Every month, new scientific discoveries blur the line of differences between man and animals. Now we know that not only dolphins but cows and rats also empathize, love and grieve. Yet animal cruelty is still legal for farm animals.
Many animals are known to grieve; elephants, chimpanzees, dolphins, sea lions and even magpies. Gana, a captive gorilla, clearly grieved the loss of her infant and the image of her carrying her dead baby was shown around the world. Jane Goodall tells the story in her book, Through a Window of Flint, of a young chimpanzee who died from sadness soon after his mother, Flo. “Flint became increasingly lethargic, refused food and, with his immune system thus weakened, fell sick,” she wrote.
Marc Bekoff describes in the Newscientist, a magpie ritual he witnessed a few years ago in Boulder, Colorado. “A magpie was lying dead on the side of the road, probably hit by a car, with four others standing around it. One after the other, two of them approached the corpse, gently pecked at it and stepped back. One of the birds flew off, brought back some grass and laid it by the corpse. Another did the same. Then all four stood vigil for a few seconds before flying away one by one.”
The sweetest kiss ever
Holly Cheever tells the incredible story of a dairy cow hiding one of her calves after giving birth to twins. It was her fifth birth; she knew that her babies were going to be taken away. Think for a moment of the intelligence and care this mothering cow displayed. She first remembered the pain of losing her child, and then she formulated a plan to keep one of them. The most amazing part of this story is that instead of hiding both calves, which would have aroused the farmer’s suspicion, she gave one away.
Though, it does not mean that animals experience feelings the same way than we do. The Australian sea lions in the video seem deeply in love, happy and excited, they give each other the sweetest kiss ever. Though, they certainly not experience love the same way than we do as males may keep harems of around 4 to 6 females.
Watch: Empathy: Human or Animal
According to the free dictionary, “empathy is the power of understanding and imaginatively entering into another person’s feelings”. We should probably update this definition, as not only people, but chickens also feel for one another.
Studies published in the Journal of Science in December 2011 have shown that rats and chickens display empathy. According to Inabal Ben-Ami Bartal, Jean Decety and Peggy Mason at the University of Chicago; untrained laboratory rats will free companions rather than selfishly feast on chocolate. “When liberating a cage mate, was pitted against chocolate contained within a second restrainer, rats opened both restrainers and typically shared the chocolate”.
Those studies reveal that humans and nonhumans are inherently compassionate. “When we act without empathy we are acting against our biological inheritance … If humans would listen and act on their biological inheritance more often, we’d be better off,” says Peggy Mason.
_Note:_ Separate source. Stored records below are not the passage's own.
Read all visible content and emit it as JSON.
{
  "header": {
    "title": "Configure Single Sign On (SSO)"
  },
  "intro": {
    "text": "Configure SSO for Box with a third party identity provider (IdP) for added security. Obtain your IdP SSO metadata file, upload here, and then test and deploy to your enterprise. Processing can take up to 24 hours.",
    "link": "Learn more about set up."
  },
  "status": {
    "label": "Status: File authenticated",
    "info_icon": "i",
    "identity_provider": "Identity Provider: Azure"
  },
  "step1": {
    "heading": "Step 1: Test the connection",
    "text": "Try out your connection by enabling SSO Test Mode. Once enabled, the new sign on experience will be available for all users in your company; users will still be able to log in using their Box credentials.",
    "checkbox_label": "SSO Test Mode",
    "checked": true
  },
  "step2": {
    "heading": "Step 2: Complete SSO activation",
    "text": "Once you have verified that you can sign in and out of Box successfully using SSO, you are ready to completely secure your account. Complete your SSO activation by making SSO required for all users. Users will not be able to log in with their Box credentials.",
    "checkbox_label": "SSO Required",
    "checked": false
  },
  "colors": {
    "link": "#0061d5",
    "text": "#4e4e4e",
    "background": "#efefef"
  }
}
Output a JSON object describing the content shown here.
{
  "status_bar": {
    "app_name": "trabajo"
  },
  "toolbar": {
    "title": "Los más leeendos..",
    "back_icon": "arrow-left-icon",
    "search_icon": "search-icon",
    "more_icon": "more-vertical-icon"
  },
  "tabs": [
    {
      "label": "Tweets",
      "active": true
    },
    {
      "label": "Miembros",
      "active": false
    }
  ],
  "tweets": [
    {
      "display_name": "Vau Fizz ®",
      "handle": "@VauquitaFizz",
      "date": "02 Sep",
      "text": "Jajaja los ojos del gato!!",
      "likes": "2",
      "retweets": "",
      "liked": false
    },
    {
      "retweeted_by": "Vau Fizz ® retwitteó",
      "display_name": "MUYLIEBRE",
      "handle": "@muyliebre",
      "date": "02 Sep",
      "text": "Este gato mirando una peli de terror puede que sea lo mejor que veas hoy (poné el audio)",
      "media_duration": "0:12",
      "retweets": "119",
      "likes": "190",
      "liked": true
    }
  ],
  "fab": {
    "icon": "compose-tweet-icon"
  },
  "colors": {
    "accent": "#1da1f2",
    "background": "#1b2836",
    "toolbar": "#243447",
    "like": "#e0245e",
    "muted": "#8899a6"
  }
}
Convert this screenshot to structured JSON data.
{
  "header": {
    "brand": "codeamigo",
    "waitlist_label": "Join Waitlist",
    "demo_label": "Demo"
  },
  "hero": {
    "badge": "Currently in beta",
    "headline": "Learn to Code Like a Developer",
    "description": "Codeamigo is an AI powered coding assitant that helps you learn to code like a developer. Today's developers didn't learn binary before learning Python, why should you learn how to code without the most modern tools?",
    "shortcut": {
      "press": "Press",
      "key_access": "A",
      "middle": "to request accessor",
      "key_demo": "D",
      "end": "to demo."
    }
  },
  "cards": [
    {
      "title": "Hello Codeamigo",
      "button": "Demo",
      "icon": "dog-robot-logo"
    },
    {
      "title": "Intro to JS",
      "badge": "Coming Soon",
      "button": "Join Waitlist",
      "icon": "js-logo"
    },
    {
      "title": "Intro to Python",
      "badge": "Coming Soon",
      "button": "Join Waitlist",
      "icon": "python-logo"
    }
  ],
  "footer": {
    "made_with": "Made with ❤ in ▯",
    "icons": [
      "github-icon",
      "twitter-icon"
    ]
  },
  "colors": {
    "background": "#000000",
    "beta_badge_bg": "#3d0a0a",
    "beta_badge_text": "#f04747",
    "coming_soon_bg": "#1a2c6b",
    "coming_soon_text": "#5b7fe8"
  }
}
This should make us think twice about the way we treat laboratory rats or farm animals.
Cruelty on farms animals is not happening just in America.
Some critics would call those observations, anthropomorphism, which is the attribution of human behavior to animals, and argue it is not real science. Though, Allan and Bekoff explain that by using human terms to illustrate animals’ emotions, humans make the animals’ worlds accessible to themselves. “Emotions serve as a “social glue” to bond individuals with one another and to catalyze and regulate their social encounters”. Charles Darwin himself advocates that differences among species are in degree rather than kind.
Research from the University of Toronto shows that morality and empathy are not some kind of higher reasoning created by humans but survival instincts. It could simply be the result of evolution determining that morality and compassion are beneficial to the survival of species. What about empathy toward different species?
For the ones still not convinced that animals feel, here is “real science”. A recent study by Patrick Hof and Estel Van Der Gucht of the Mount Sinal School of Medicine in New York found specialised neurons, called spindle cells linked, in humans, to emotion, speech, social skills empathy and ‘gut’ intuition, in the brains of humpback, fin, killer and sperm whales. In fact, whales were found to have three times as many of these cells proportionally as humans do. Since our brains work in the same way as animals’, it makes sense for similar things to be happening.
Humans now know, that cows and chickens feel, at least in the same way as dogs and cats. We pride ourselves on being a species with higher moral senses. Yet, farm animals have been excluded from the animal cruelty laws that protect dogs and cats so that they can be exploited for human consumption. I guess, suffering in the name of profit has become socially acceptable in our society.